Diesmal ging es im Prozess vorm Amtsgericht Pasewalk um eine Serie von Straftaten, die Patrick H. ab Mitte 2019 in Anklam begangen hatte. Die Staatsanwältin verlas gleich mehrere Anklagen unter anderem wegen räuberischen Diebstahls, Bedrohung und Beleidigung. „Er kann sich an die Zeit wegen seiner Probleme mit Alkohol und Drogen nur bruchstückhaft erinnern, lebte damals auf der Straße. Allerdings räumt mein Mandant ein, dass es so schon gewesen sein wird“, ließ Patrick H. über Pflichtverteidiger Sven Schneider erklären.
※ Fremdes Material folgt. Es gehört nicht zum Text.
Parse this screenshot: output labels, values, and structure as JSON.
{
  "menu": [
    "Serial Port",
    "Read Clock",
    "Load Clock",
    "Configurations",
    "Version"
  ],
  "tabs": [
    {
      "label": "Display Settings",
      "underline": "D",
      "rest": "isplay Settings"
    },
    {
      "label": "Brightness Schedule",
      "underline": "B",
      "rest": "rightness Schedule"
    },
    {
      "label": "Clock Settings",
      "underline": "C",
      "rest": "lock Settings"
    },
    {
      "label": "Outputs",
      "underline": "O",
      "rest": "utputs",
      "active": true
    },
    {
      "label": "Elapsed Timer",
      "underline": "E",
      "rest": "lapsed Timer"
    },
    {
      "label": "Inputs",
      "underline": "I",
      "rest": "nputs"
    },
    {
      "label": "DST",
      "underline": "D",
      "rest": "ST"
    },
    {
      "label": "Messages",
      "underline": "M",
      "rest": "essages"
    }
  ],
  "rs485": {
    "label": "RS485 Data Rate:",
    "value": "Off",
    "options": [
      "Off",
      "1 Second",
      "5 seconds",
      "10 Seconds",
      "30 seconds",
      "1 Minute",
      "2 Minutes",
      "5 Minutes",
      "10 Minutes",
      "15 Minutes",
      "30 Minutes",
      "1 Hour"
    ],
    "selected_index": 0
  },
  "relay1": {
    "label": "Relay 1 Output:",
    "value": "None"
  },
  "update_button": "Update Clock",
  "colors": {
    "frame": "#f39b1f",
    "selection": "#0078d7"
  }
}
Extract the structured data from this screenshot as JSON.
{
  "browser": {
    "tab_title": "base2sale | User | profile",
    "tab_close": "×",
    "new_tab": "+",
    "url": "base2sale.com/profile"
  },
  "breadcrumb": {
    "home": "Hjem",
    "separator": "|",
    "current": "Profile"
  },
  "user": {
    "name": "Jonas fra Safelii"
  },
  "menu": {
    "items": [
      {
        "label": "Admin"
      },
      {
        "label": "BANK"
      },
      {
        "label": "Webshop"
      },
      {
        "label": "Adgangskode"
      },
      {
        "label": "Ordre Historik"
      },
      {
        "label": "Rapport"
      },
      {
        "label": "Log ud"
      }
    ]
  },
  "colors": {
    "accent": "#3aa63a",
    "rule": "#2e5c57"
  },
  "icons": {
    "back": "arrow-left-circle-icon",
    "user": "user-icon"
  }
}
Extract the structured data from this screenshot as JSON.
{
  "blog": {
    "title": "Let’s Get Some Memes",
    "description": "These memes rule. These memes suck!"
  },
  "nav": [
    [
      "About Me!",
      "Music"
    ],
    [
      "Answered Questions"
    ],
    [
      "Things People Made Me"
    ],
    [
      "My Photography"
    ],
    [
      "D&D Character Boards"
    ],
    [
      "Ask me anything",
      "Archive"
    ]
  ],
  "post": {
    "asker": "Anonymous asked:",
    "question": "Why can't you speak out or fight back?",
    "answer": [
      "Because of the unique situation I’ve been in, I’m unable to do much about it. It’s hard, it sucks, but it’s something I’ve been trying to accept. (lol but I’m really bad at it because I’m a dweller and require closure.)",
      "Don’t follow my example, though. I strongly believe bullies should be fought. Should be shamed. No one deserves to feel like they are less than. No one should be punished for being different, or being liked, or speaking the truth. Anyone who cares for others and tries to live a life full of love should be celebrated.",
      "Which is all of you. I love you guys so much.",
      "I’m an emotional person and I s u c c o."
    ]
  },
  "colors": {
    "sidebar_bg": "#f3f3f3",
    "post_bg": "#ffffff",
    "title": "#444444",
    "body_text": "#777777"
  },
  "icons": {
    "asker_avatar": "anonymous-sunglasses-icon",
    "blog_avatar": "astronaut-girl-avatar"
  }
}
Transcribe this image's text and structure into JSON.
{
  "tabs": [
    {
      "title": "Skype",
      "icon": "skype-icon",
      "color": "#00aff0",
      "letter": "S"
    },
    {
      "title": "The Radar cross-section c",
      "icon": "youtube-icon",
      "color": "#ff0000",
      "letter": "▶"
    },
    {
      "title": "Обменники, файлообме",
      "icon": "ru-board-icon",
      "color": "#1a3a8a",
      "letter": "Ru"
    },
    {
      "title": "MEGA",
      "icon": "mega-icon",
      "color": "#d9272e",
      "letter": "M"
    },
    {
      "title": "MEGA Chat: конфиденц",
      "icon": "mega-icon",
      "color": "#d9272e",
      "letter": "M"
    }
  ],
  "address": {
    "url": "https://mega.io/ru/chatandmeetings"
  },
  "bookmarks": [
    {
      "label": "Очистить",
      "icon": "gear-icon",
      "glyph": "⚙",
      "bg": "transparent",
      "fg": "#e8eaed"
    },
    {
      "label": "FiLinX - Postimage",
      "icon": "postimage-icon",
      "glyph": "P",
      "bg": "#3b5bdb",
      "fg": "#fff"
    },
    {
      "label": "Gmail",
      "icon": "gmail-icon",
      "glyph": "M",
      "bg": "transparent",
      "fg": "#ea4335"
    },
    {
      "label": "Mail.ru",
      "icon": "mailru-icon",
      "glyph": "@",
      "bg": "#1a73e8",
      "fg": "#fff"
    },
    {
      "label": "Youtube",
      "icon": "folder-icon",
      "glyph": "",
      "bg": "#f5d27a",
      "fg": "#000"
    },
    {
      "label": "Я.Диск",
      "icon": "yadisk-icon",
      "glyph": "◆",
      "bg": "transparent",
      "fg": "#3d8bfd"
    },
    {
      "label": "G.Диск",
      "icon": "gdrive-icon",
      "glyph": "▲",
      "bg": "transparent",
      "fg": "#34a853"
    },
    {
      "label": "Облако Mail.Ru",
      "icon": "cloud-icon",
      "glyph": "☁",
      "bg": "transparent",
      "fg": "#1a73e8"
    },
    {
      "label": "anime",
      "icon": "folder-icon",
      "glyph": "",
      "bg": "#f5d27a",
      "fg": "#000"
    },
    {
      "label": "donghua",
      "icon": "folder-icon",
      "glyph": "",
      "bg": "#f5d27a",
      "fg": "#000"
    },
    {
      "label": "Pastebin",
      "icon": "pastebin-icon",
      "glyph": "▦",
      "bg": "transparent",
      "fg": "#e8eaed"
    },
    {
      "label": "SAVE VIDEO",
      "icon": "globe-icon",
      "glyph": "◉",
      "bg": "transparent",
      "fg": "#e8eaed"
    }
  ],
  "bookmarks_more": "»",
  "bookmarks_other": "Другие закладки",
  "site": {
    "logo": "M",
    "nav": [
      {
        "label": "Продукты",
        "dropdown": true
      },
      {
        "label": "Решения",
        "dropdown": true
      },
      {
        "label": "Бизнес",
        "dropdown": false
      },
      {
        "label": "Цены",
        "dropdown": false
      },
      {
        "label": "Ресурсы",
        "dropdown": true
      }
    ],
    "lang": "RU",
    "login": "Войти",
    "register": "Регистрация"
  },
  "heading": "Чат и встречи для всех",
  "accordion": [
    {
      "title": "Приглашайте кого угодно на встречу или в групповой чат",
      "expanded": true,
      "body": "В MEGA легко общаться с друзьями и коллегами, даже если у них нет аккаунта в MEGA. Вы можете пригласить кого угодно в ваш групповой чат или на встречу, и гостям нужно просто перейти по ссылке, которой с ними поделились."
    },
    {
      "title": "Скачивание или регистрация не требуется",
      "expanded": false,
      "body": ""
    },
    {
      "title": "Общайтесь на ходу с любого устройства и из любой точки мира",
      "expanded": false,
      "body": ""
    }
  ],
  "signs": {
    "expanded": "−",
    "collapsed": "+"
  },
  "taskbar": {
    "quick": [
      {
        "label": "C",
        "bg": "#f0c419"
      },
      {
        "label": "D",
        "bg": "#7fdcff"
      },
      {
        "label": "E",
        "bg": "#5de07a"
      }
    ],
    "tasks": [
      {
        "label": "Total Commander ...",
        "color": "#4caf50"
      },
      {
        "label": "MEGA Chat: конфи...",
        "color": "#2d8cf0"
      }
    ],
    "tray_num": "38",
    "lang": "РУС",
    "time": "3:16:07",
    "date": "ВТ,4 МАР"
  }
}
Polizist außer Dienst stoppte den Ladendieb

Seine Opfer hingegen haben allesamt ein besseres Gedächtnis. Wie mehrere Penny-Verkäuferinnen, die zusammenfassend sagten: „Bei uns wurde er mehrmals als Ladendieb erwischt, erhielt Hausverbot und kam trotzdem immer wieder. Einmal hatte er sich zwei Flaschen Bier, drei Kabanossi und ein Netz mit Zitronen in seinen Rucksack gesteckt, wollte ohne Bezahlung die Kasse passieren.“ Als die Diebstahlsicherung piepte, griff ein Polizist außer Dienst ein, stoppte Patrick H. Dann wurde es ungemütlich. Patrick H. hatte 2,49 Promille Alkohol intus. „Er biss vor meinen Augen in die Wurst, spuckte die Stücke aus. Danach drohte er, mein Auto kaputt und mir meinen Kopf breitzuschlagen“, schilderte der Beamte die Situation. Der Angeklagte räumte ein: „Ich trank damals täglich eine Kiste Bier, brauchte Geld für Drogen. Es stimmt, dass ich bei Penny Klauen war.“

Und nicht nur dort. Diebischer „Stammkunde“ war Patrick H. auch bei Nahkauf und Norma, wo er mehrere Schnapsfläschchen einsteckte. Eine zierliche Verkäuferin (22) stellte den tätowierten und stämmigen rund 110-Kilo-Mann zur Rede. „Er meinte, dass ich ihm nichts zu sagen hätte, bezeichnete mich als Schlampe, die sich verpissen solle. Ich hatte Angst, mir eine zu fangen“, berichtete die Frau. Amtsrichter Gerald Fleckenstein stellte mehrmals während des Prozesstages klar: „Wir sind hier ein Strafgericht und keine Oberaufsicht, wie Läden ihre Waren zu schützen haben.“ Zu dieser Thematik sagte eine weitere Verkäuferin: „Unsere Chefin redet uns stets ins Gewissen, bloß kein Risiko einzugehen.“

„Wahnvorstellungen“ einer „tickenden Zeitbombe“

So tobte Patrick H. monatelang durch Anklam, brüllte im Jobcenter rum, bewarf eine Kassiererin mit Cent-Stücken, trank ohne Bezahlung ungeniert Getränke in Supermärkten aus, warf anschließend die leeren Verpackungen in Verkaufsräume. Eine Beamtin beleidigte er als „Polizeischlampe“ und zeigte ihr und ihren Kollegen („Dreckschweine“) sein nacktes Hinternteil. Einmal sagte die Mutter von Patrick H. den Beamten über ihren Sohn, er habe „Wahnvorstellungen“ und sei eine „tickende Zeitbombe“.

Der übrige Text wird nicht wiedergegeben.